Orexinergic neurons in the lateral hypothalamic group are closely related to reward-related functions, such as conditioned place preference.

These neurons preferentially innervate the ventral tegmental area and the ventromedial prefrontal cortex. In contrast to the lateral hypothalamic neurons, the perifornian dorsal group of orexinergic neurons are involved in functions related to arousal and autonomic response.

These neurons project between the hypothalamus, as well as the brain stem, where orexin release modulates various autonomous processes.

Clinical uses

The orexin / hypocretin system is the target of the insomnia drug sumorexant, which works by blocking both orexin receptors.

Suvorexant has undergone three phase III trials and was approved in 2014 by the U.S. Food and Drug Administration (FDA) after being denied approval the previous year. It is marketed as Belsomra.

In 2016, the University of Texas Health Sciences Center registered a clinical trial for the use of suvorexant in people with cocaine dependence. They plan to measure the reactivity of anxiety and stress.

Other potential uses

Intranasal orexin is capable of increasing cognition in primates, especially in sleep deprivation situations, which may provide an opportunity for the treatment of excessive daytime sleepiness.

Hypocretin in neurological and psychiatric disorders

The role of hypocretin in other neurological diseases has not yet been established.

A recent study found that hypocretin levels in cerebrospinal fluid did not differ significantly between two groups, one with neuroimmune disease and the other with non-neuroimmune disease and normal controls.

In a subgroup analysis, the researchers found that 4 of 10 patients with Guillain-Barré syndrome had significantly lower levels of orexin-A than controls.

Another study has shown low levels of hypocretin in the cerebrospinal fluid in patients with subarachnoid hemorrhage, acoustic schwannoma and head trauma, perhaps explained by damage and / or dysfunction of the hypothalamus.

The dense hypocretin projections to the noradrenergic, serotonergic, dopaminergic, cholinergic, and gamma-aminobutyric acid / glutamate areas of the brain suggest a possible role in psychiatric and neuropsychiatric disorders.
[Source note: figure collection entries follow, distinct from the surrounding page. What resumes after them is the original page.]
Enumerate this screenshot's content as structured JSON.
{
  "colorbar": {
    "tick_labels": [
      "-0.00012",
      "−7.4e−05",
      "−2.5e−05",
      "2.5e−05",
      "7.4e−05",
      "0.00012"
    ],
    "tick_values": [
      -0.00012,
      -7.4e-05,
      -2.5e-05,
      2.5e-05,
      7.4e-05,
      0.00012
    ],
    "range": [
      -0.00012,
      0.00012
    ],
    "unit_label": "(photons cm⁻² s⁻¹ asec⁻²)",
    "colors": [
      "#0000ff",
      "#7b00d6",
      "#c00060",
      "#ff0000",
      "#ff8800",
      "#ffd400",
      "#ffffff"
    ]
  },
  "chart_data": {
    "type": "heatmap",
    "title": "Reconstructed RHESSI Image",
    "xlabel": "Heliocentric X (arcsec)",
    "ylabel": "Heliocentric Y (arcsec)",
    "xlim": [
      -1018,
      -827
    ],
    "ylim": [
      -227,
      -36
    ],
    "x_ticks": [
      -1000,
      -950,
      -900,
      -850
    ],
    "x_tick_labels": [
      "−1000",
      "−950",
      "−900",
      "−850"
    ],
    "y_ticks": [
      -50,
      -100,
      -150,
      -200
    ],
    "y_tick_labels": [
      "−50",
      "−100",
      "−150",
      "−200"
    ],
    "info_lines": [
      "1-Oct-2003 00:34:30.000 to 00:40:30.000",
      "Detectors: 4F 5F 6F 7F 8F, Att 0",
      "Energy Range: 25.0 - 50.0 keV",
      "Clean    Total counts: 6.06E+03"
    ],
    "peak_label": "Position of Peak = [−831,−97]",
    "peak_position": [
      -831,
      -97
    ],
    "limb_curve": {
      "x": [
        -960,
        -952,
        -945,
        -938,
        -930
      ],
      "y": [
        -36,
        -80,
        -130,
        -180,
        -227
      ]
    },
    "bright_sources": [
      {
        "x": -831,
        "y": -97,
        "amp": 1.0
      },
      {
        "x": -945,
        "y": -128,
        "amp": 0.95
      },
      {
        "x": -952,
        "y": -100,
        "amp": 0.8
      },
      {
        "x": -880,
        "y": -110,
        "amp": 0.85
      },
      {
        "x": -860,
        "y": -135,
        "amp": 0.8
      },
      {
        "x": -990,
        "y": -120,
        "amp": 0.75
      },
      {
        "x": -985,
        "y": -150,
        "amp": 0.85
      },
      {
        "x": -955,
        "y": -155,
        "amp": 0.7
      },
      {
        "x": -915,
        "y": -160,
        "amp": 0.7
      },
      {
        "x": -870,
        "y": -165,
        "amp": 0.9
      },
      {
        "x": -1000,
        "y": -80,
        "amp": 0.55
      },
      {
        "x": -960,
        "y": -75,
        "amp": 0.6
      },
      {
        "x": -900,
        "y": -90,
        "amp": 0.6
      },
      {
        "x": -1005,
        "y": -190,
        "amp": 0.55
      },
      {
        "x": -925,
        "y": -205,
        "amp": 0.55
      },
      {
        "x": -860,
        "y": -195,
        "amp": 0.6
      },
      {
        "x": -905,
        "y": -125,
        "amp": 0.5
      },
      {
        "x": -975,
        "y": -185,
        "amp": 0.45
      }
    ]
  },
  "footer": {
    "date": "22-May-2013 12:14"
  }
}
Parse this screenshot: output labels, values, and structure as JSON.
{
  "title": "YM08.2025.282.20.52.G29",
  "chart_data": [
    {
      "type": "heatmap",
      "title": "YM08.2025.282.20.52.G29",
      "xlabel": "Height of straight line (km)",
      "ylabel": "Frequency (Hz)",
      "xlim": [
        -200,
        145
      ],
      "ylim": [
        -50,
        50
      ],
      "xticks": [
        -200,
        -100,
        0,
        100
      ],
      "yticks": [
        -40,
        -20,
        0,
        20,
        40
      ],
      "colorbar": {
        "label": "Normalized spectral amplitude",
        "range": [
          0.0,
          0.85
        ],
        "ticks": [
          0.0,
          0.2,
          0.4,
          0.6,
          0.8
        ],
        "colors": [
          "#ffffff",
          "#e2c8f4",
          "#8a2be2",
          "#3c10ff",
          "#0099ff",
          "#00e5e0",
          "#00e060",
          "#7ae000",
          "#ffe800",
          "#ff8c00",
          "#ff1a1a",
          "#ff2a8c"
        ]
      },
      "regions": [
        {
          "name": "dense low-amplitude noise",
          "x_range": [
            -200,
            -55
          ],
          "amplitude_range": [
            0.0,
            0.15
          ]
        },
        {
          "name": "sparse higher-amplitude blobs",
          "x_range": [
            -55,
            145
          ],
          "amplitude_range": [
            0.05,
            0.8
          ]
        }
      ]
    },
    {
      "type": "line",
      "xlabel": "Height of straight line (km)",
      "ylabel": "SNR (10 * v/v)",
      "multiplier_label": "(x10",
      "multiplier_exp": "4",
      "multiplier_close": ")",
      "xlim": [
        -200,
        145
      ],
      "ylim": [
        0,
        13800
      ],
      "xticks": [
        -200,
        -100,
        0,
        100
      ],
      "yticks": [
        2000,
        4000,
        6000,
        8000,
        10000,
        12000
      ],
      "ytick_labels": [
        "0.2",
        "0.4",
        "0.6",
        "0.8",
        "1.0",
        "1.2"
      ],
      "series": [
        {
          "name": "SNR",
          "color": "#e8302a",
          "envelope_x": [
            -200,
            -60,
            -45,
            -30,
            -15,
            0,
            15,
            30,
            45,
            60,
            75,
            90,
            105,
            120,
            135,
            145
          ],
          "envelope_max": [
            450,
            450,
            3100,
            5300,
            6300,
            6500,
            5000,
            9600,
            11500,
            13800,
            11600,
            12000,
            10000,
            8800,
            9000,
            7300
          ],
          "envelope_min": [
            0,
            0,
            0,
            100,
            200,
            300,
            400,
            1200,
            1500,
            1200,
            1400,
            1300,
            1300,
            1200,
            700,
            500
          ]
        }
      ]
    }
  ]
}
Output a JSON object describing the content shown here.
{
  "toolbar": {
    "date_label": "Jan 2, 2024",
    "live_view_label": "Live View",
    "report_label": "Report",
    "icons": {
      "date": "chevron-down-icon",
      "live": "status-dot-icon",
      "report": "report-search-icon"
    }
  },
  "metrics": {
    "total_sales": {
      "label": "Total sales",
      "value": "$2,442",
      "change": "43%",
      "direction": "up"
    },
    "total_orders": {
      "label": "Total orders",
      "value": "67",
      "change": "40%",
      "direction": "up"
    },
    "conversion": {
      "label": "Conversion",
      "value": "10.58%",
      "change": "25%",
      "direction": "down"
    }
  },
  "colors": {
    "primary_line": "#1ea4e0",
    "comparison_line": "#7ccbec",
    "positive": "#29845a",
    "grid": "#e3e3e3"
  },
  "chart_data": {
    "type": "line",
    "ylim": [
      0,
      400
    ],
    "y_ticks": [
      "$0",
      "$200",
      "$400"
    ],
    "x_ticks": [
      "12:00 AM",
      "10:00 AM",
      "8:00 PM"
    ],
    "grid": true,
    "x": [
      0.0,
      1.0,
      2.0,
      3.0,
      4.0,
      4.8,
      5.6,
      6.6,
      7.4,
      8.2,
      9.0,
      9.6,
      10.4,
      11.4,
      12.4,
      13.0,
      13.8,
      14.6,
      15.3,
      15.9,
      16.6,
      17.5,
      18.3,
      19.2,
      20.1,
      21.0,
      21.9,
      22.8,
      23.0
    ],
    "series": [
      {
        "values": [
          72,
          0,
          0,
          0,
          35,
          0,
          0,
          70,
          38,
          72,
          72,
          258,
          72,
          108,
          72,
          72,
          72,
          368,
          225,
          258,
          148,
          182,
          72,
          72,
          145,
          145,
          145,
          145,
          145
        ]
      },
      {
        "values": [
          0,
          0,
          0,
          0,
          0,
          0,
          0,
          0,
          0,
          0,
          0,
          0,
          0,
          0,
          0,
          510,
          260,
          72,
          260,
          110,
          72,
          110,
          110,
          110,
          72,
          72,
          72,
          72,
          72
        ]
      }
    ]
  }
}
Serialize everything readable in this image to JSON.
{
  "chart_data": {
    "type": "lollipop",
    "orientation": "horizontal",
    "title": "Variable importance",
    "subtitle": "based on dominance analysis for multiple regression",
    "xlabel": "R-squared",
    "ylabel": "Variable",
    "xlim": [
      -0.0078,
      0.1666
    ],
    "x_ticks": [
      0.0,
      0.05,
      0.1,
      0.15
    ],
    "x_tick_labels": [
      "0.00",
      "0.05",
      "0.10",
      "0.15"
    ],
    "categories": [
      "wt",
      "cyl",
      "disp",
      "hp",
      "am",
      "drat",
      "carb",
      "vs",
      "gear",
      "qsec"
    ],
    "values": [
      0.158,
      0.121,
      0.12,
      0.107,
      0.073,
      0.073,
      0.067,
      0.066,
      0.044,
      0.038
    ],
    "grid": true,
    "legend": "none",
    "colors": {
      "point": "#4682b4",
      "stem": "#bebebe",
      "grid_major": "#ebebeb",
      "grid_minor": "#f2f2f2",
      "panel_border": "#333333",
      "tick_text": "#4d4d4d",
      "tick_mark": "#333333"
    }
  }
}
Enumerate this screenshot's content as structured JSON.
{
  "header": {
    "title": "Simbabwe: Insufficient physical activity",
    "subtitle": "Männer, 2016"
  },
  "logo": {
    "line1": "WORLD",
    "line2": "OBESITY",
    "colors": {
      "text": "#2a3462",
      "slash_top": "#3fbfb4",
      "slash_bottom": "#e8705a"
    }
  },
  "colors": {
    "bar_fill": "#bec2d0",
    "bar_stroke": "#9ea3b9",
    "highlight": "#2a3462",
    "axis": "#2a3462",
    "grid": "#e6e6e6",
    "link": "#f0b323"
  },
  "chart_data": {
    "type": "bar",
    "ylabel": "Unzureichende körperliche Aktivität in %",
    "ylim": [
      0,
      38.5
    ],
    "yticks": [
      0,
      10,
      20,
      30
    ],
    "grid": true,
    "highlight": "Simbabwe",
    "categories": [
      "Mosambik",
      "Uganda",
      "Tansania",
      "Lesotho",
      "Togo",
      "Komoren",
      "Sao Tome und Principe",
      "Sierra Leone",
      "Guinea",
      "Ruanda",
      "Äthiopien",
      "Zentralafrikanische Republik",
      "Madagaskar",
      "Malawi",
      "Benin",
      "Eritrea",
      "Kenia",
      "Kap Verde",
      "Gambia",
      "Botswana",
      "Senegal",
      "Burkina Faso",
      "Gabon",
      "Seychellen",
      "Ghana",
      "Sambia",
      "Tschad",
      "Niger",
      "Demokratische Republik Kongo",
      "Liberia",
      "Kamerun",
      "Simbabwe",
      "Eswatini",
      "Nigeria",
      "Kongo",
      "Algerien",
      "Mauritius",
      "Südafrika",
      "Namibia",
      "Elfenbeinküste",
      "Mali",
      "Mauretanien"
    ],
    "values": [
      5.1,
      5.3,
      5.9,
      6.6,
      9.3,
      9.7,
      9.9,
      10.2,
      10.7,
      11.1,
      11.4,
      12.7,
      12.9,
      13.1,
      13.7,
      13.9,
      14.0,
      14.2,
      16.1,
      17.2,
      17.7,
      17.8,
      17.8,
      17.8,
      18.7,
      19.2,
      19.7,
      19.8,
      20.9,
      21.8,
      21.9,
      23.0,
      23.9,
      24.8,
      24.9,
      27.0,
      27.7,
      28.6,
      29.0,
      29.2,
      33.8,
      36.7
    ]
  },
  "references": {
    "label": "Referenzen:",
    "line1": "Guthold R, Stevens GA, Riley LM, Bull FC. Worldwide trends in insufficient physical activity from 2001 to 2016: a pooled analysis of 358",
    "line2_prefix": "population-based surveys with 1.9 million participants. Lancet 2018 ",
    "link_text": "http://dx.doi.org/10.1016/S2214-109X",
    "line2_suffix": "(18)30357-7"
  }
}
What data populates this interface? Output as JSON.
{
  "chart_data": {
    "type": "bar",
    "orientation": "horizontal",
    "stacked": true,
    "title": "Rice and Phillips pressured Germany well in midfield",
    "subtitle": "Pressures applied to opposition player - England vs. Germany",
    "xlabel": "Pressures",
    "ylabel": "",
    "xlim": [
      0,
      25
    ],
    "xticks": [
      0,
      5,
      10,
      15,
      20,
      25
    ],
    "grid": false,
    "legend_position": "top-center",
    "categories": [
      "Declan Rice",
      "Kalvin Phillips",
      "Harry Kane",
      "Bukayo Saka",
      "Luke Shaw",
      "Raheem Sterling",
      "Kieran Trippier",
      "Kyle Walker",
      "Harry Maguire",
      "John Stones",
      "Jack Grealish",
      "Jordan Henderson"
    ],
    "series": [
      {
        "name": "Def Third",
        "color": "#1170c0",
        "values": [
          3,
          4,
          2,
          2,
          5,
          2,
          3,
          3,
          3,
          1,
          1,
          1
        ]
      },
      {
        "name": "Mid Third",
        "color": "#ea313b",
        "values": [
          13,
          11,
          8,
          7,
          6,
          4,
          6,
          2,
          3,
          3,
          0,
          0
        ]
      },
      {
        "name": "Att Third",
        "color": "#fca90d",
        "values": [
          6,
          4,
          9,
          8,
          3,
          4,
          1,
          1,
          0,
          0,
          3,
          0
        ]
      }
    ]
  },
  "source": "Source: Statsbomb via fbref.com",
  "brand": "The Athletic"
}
The hypocretin system can be important in affective disorders, such as major depression and bipolar affective disorder.

The monoamine hypothesis (biogenic amine hypothesis) of depression suggests that dysfunctional or deficient neurotransmission of norepinephrine and / or serotonin underlies the symptoms of depression.

More recently, the emphasis has shifted to the possible roles of neuropeptides in the etiology and treatment of depression. The involvement of the hypocretin system in depression is suggested for neuroanatomical and pharmacological reasons.

The only substance known to innervate all relevant brain areas involved in the neurobiology of depression is hypocretin and excitatory innervation of the locus coeruleus and the dorsal raphe region, stimulation of dopamine and acetylcholine, and prohistaminergic actions point to an antidepressant effect.

These therapeutic possibilities remain to be clarified by appropriate studies.